Poor people spend years pulling themselves out of poverty in the hope that their children can enjoy a better quality of life and better health but out-of-pocket expenses for one single medical emergency can put them right back in a spiral of debt. Insurance penetration and government spending on healthcare remains low and is unlikely to increase overnight causing continued shortage of resources and infrastructure.
The irony is we call it 'healthcare’. But how do we get to the care when 100 percent cure is not possible once many of these diseases are triggered? The answer lies in the name - Health CARE. Preventive, point-of-care, portable, accurate diagnostics and affordable effective treatment might be an answer to trigger this difficult trinity of access, quality and cost.
Over the last seven years, we have had the opportunity to collaborate with many committed entrepreneurs. Everyone gets overwhelmed at the gaps and obstacles in the system. It is amazing to see them persevere with so much passion and continue to innovate and develop preventive care solutions despite the hindrances. We still have a long way to go before we get anywhere close to creating meaningful impact at large enough scale.
We need preventive healthcare
Solution lies in early point-of-care diagnosis that trigger and connect with treatment protocol before irreversible condition develops or a disease becomes fatal. We have invested in and supported entrepreneurs spanning the whole spectrum of communicable, maternal, neonatal, nutritional and non-communicable diseases.
Collaboration, not just products
Brilliant diagnostic products alone cannot make a difference. The products need to reach underserved population. Caregivers need to be trained and incentivized to use technology. This often requires long-term perspective and behaviour change. We may not want to know we are sick unless we are too sick.
Entrepreneurs with limited resources cannot do this alone. Funding from investors and their network can only go so far. Government and corporate collaboration is critical. In some areas CSR funds are required to show change at a small level through well-structured pilots before wider adoption.
Distribution and market expertise will help commercialize and scale faster as most of the entrepreneurs are from engineering and clinical background with limited market understanding.
Imagine if every healthcare and pharmaceutical company collaborates with at least one healthcare focused impact start-up trying to reduce the burden of these diseases, how much faster could we progress?
The data pill
Healthtech is a much-abused term. We believe that data and technology can go far beyond than just creating apps to collect information or schedule appointments. The real magic of data lies in harnessing the increasing power of cloud connectivity, geo connectivity and Aadhaar to meaningfully analyse the disease pattern by villages districts and states. That will help create specific, targeted public health campaigns and more efficient use of scarce resources. That is when real change will happen.

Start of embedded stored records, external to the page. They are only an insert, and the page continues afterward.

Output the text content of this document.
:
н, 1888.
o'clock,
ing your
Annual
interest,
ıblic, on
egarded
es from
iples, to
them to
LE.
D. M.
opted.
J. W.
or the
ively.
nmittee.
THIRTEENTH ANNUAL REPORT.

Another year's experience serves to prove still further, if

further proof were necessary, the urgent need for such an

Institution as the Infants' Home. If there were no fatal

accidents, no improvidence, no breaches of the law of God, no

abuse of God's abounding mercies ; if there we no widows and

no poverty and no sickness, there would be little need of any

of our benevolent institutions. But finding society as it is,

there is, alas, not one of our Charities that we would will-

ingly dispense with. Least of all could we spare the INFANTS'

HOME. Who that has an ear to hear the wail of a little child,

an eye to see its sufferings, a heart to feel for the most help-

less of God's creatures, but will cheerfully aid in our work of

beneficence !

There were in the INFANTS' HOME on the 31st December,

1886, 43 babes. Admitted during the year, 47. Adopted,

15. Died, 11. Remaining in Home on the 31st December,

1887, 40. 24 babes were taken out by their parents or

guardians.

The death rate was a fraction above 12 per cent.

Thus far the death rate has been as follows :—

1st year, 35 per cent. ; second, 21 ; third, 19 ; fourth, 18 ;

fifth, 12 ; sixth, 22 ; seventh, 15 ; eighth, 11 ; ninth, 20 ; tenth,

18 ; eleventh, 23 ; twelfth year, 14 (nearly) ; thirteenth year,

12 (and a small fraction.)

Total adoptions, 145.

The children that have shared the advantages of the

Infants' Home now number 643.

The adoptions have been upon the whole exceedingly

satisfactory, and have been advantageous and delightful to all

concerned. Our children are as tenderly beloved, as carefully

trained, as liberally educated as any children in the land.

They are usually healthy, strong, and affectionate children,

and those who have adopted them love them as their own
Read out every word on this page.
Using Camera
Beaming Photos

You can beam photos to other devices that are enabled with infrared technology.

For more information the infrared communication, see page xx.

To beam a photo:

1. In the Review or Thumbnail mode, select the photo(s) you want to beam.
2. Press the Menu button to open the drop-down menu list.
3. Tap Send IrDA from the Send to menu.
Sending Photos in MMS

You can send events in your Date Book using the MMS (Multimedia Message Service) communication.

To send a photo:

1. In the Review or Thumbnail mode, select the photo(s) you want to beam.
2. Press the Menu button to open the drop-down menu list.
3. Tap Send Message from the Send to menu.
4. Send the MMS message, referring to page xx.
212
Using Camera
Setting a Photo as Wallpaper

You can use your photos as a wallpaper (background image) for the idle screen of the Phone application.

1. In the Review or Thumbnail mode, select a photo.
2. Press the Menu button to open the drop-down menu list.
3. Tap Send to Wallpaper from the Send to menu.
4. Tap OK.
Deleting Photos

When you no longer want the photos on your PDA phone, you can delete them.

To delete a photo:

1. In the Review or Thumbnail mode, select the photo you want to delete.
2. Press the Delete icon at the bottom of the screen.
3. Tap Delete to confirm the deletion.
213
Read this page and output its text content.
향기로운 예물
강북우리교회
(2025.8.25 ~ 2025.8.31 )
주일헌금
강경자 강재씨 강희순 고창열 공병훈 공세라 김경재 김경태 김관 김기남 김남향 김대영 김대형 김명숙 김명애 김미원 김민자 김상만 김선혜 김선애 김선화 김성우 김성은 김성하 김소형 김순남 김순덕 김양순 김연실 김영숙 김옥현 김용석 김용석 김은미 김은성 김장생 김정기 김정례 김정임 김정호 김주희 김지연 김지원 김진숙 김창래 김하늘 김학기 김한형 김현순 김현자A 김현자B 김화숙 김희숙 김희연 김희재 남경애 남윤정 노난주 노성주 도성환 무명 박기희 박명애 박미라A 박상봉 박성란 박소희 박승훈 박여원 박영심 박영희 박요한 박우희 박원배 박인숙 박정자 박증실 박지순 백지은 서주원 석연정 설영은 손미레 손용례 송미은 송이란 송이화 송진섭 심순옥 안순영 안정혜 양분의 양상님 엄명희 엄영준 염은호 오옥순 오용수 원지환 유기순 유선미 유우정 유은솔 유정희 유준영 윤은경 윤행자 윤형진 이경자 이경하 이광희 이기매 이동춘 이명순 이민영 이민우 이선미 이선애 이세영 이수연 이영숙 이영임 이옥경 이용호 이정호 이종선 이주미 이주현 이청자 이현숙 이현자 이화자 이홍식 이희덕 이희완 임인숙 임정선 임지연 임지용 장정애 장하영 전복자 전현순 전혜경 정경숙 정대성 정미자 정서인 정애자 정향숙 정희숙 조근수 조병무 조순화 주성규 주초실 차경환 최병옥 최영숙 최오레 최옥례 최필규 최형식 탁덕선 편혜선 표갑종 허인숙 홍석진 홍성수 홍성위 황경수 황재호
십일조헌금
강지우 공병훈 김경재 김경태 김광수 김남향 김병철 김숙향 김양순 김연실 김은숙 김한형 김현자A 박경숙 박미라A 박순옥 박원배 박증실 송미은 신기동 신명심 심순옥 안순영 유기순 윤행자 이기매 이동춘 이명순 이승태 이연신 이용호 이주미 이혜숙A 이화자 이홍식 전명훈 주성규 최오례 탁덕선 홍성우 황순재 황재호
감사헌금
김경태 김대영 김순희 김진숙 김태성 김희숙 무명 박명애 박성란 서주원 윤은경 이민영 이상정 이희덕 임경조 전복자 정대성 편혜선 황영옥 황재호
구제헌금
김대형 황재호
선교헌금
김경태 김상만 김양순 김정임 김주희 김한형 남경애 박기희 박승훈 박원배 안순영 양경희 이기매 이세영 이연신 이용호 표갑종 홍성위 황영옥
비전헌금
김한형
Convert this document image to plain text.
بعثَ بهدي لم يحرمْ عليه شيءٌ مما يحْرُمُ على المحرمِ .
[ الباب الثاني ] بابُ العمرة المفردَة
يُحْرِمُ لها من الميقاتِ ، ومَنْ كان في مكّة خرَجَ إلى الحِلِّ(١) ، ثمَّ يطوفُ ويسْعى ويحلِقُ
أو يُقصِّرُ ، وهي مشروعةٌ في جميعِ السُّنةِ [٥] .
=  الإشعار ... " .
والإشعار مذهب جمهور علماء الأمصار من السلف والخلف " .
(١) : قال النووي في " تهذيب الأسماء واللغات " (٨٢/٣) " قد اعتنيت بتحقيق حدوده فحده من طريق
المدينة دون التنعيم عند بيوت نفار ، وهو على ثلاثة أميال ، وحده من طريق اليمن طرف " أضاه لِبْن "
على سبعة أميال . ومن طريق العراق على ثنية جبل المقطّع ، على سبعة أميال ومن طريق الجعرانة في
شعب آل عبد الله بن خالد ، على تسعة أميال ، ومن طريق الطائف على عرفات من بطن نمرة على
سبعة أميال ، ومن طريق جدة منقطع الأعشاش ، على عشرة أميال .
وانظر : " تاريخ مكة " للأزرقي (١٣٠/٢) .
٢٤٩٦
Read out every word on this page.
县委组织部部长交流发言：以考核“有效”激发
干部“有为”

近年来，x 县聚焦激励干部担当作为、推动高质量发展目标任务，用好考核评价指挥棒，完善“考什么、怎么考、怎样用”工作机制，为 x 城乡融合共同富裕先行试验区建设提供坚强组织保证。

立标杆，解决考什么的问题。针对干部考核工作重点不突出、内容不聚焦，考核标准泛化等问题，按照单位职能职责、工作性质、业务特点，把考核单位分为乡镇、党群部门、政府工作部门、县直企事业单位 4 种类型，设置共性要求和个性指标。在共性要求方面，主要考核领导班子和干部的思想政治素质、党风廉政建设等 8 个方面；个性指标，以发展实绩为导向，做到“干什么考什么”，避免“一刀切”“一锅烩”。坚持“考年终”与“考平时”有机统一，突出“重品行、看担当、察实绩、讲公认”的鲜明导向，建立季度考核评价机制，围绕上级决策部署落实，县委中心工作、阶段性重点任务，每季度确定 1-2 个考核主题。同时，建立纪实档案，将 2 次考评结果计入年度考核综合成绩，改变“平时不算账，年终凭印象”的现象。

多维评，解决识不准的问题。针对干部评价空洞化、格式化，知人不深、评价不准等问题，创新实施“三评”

Now, more than ever, we need diagnostic and preventive care innovations in non-communicable diseases such as pulmonary, cardiovascular, glucose and oncology care and in communicable diseases.
Now more than ever we need collaboration with large companies and government. Twenty years from now, when we draw the ‘death from diseases’ graph again, we all want to see change. Real, positive change. Because each of us will be living that change in our lives.
We at Villgro and Menterra look forward to hearing from such innovative entrepreneurs and partners who are working towards a better, healthier India.